2-AP significantly suppresses Stx1- or ricin-induced IL-8 mRNA. U937 cells were pretreated with 0 or 5mM 2-AP for 1 h before addition of 0 or 1 μg/ml (A) Stx1 or (B) ricin. RNA was isolated 6 h after addition of toxin and IL-8 mRNA assessed by real-time PCR. Data are mean ± SEM (n = 3). Asterisk indicates significant difference (p < 0.05) from vehicle control. Results are representative of two independent experiments.

FIG. 9.

Dominant negative PKR significantly suppresses Stx1- or ricin-induced IL-8 mRNA. U937 cells stably transfected with an empty vector (U9KC) or with a constitutively expressed nonfunctional form of PKR (U9KM) were treated with 0 or 1 μg/ml (A) Stx1 or (B) ricin. RNA was isolated 6 h after addition of DON and IL-8 mRNA assessed by real-time PCR. Data are mean ± SEM (n = 3). Asterisk indicates significant difference (p < 0.05) from vehicle control.
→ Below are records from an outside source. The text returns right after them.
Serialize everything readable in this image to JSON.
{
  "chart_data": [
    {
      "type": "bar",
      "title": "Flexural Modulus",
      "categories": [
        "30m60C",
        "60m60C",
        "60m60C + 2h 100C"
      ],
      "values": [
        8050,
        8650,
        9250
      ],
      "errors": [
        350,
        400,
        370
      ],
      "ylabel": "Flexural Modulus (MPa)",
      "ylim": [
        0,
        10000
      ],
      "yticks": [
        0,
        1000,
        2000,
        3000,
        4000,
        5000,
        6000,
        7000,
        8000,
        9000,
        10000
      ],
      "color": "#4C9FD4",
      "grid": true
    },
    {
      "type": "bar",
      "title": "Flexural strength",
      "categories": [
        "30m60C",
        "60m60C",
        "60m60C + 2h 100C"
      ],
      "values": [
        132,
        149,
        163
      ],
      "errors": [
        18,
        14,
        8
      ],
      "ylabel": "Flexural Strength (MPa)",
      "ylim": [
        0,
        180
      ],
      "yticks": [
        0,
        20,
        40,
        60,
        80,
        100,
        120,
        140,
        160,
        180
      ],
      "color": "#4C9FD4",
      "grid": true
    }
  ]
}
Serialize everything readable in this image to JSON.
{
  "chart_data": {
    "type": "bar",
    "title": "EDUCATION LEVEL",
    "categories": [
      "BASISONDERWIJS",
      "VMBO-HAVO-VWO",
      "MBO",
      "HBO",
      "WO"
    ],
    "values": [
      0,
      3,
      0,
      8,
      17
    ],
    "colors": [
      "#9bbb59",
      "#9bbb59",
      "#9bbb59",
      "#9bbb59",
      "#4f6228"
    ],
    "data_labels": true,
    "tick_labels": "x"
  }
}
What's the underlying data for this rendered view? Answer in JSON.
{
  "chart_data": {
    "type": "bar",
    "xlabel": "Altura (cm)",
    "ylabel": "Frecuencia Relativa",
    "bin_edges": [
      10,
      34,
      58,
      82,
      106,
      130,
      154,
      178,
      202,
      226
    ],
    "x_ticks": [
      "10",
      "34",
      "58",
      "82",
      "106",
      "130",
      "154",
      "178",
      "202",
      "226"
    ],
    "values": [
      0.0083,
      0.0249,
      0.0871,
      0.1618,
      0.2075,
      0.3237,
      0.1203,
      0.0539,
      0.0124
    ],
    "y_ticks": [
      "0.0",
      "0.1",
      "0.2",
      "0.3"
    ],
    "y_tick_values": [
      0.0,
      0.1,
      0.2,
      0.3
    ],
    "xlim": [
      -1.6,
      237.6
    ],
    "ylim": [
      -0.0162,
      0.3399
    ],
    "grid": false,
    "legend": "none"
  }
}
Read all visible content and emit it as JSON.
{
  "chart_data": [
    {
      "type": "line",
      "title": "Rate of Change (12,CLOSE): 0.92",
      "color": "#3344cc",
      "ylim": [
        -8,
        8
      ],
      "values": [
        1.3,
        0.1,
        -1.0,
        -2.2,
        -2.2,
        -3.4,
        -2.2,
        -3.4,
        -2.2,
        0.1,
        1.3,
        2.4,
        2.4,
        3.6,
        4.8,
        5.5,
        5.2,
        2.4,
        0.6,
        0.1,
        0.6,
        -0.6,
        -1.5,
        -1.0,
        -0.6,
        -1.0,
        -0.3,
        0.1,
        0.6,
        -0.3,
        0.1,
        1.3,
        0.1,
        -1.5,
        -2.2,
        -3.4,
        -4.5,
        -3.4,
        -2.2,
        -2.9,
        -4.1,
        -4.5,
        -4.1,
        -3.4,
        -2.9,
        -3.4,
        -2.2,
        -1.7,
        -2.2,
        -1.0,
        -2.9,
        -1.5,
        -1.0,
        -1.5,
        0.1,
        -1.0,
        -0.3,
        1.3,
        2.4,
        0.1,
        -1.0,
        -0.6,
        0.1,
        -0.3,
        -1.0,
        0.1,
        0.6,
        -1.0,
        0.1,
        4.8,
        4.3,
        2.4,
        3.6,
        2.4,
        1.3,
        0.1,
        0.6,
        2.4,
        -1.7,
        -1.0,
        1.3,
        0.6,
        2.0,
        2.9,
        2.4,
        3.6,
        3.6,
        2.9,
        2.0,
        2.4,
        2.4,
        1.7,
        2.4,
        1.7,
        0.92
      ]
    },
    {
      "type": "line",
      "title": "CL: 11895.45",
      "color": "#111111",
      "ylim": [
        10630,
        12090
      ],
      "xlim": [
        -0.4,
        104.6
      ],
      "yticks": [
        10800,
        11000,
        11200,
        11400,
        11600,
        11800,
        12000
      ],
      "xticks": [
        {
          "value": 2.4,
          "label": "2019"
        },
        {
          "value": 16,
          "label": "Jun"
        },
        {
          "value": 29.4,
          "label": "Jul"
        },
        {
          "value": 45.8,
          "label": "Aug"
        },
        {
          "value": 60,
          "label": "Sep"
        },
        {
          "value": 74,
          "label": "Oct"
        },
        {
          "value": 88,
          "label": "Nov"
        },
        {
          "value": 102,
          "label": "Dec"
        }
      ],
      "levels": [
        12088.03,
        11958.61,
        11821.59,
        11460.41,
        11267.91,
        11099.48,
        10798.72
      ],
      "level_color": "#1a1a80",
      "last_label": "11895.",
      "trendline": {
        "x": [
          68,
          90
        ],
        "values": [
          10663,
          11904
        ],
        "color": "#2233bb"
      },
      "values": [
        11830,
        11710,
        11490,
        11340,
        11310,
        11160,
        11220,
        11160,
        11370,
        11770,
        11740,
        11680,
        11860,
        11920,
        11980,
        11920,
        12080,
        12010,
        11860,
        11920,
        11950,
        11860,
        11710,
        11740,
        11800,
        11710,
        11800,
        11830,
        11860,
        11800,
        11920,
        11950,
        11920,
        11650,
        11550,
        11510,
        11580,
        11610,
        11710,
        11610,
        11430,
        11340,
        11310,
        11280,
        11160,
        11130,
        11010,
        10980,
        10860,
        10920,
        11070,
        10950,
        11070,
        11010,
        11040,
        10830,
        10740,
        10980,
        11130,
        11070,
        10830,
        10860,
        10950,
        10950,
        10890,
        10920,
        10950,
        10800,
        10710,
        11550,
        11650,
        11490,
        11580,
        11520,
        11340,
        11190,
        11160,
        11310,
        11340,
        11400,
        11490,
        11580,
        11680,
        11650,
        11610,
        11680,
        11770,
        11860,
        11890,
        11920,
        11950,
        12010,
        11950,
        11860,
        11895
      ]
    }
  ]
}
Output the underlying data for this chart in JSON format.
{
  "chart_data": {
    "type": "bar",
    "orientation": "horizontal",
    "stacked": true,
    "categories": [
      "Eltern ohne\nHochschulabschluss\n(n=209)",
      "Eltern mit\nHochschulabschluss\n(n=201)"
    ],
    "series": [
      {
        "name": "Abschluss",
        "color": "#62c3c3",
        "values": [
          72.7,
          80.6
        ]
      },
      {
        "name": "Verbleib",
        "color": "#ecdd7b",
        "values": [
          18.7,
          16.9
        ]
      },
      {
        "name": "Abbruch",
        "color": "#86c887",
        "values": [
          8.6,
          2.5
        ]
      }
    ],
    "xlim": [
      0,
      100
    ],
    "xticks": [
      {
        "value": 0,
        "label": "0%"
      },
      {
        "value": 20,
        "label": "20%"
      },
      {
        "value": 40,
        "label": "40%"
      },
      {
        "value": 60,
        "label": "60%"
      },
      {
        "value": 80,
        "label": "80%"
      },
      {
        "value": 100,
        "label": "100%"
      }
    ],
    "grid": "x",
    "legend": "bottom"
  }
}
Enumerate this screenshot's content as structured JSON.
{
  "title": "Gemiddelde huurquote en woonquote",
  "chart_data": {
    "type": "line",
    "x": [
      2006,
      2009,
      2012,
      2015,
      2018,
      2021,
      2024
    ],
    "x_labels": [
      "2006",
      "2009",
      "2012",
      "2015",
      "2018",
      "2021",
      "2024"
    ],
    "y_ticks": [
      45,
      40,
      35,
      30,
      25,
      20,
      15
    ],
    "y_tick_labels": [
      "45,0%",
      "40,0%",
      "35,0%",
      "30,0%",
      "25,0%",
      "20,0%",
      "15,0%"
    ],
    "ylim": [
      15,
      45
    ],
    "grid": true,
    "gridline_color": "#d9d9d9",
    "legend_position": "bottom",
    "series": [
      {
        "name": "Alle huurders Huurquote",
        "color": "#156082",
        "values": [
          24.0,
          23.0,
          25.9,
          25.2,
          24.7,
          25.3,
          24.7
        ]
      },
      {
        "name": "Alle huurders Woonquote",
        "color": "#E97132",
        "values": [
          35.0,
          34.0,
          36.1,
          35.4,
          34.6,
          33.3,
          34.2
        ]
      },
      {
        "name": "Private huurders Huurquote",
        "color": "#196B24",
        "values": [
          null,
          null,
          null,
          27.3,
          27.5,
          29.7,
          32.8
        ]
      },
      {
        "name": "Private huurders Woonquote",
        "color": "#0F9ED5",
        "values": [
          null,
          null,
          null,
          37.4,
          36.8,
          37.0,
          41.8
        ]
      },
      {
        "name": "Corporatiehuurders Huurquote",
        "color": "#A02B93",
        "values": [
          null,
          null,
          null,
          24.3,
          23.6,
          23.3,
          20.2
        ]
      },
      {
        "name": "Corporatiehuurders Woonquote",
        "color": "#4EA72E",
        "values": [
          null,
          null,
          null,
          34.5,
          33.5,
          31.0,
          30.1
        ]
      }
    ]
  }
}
Results are representative of two independent experiments.

FIG. 10.

Putative mechanism for DON-induced IL-8 expression. Results presented here and previously (Gray and Pestka, 2007; Islam et al., 2006; Zhou et al., 2003b) suggest that DON exposure sequentially induces PKR-dependent p38 phosphorylation and NF-κB activation both of which might drive IL-8 mRNA transcription and IL-8 protein translation.